Friday, October 11, 2013

E.B. White's New York Part Two

“There are roughly three New Yorks. There is, first, the New York of the man or woman who was born there, who takes the city for granted and accepts its size, its turbulence as natural and inevitable. Second, there is the New York of the commuter--the city that is devoured by locusts each day and spat out each night. Third, there is New York of the person who was born somewhere else and came to New York in quest of something. Of these trembling cities the greatest is the last--the city of final destination, the city that is a goal. It is this third city that accounts for New York’s high strung disposition, its poetical deportment, its dedication to the arts, and its incomparable achievements. Commuters give the city its tidal restlessness, natives give it solidity and continuity, but the settlers give it passion.
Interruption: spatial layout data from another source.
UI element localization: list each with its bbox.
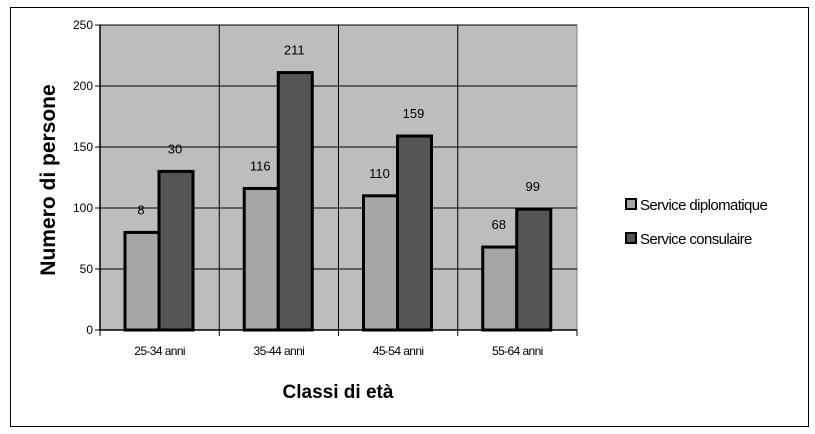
data-label: 68 (492, 217, 506, 232)
legend-label-diplomatique: Service diplomatique (640, 197, 767, 214)
x-axis-title: Classi di età (283, 382, 394, 403)
y-tick-label: 200 (73, 79, 93, 93)
y-tick-label: 250 (73, 18, 93, 32)
y-tick-label: 100 (73, 201, 93, 215)
bar-diplomatique (362, 194, 399, 332)
data-label: 99 (526, 179, 540, 194)
y-tick-label: 0 (86, 323, 93, 337)
x-tick-label: 55-64 anni (492, 344, 543, 358)
data-label: 30 (168, 141, 182, 156)
legend: Service diplomatique Service consulaire (625, 197, 768, 248)
data-label: 116 (250, 158, 271, 173)
bar-diplomatique (481, 245, 519, 332)
data-label: 8 (137, 202, 144, 217)
data-label: 159 (403, 106, 425, 121)
bar-diplomatique (242, 186, 280, 332)
data-label: 110 (369, 166, 390, 181)
legend-label-consulaire: Service consulaire (640, 231, 752, 248)
y-axis-title: Numero di persone (37, 84, 60, 275)
axes: 0 50 100 150 200 250 25-34 anni 35-44 anni 45-54… (73, 18, 578, 358)
bar-consulaire (276, 71, 314, 332)
x-tick-label: 35-44 anni (254, 344, 305, 358)
bar-consulaire (515, 207, 553, 332)
y-tick-label: 150 (73, 140, 93, 154)
data-label: 211 (284, 43, 305, 58)
data-labels: 8 30 116 211 110 159 68 99 (137, 43, 540, 232)
legend-swatch-consulaire (625, 232, 637, 244)
bars (123, 71, 553, 332)
x-tick-label: 25-34 anni (134, 344, 185, 358)
bar-consulaire (396, 134, 433, 332)
bar-diplomatique (123, 230, 161, 332)
y-tick-label: 50 (80, 262, 94, 276)
legend-swatch-diplomatique (625, 198, 637, 210)
bar-consulaire (157, 169, 195, 332)
x-tick-label: 45-54 anni (373, 344, 424, 358)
And whether it is a farmer arriving from a small town in Mississippi to escape the indignity of being observed by her neighbors, or a boy arriving from the Corn Belt with a manuscript in his suitcase and a pain in his heart, it makes no difference: each embraces New York with the intense excitement of first love, each absorbs New York with the fresh yes of an adventurer, each generates heat and light to dwarf the Consolidated Edison Company. . . .” – E.B. White





Would you consider yourself a native or someone who came here on a quest?

Norma Friedland: Well I’m not a native, I’m a New Englander but I did come on a quest. And every dream I ever had was more than fulfilled. New York was magical. We were free on the streets, we were not afraid. When I was little and we would come on vacation to visit my family, my little sister and I could walk by ourselves in our shorts and go to the playground and play all day and never worry about anybody behaving in a way that was inappropriate. It was paradise. It was exciting. One of the major excitements, when my aunt and uncle would go out in the evening, we weren’t allowed to open the door…Except when the newspapers were delivered at ten o’clock at night. The Daily News and The Mirror were delivered, a thrill beyond explanation. I came from a very small town, everything closed down at six p.m. which was fine because our days were full but nothing ever closed down in New York. You could not ask for a more thrilling, exciting, beautiful, generous, intellectually…It excited a curiosity and an understanding that I grew into.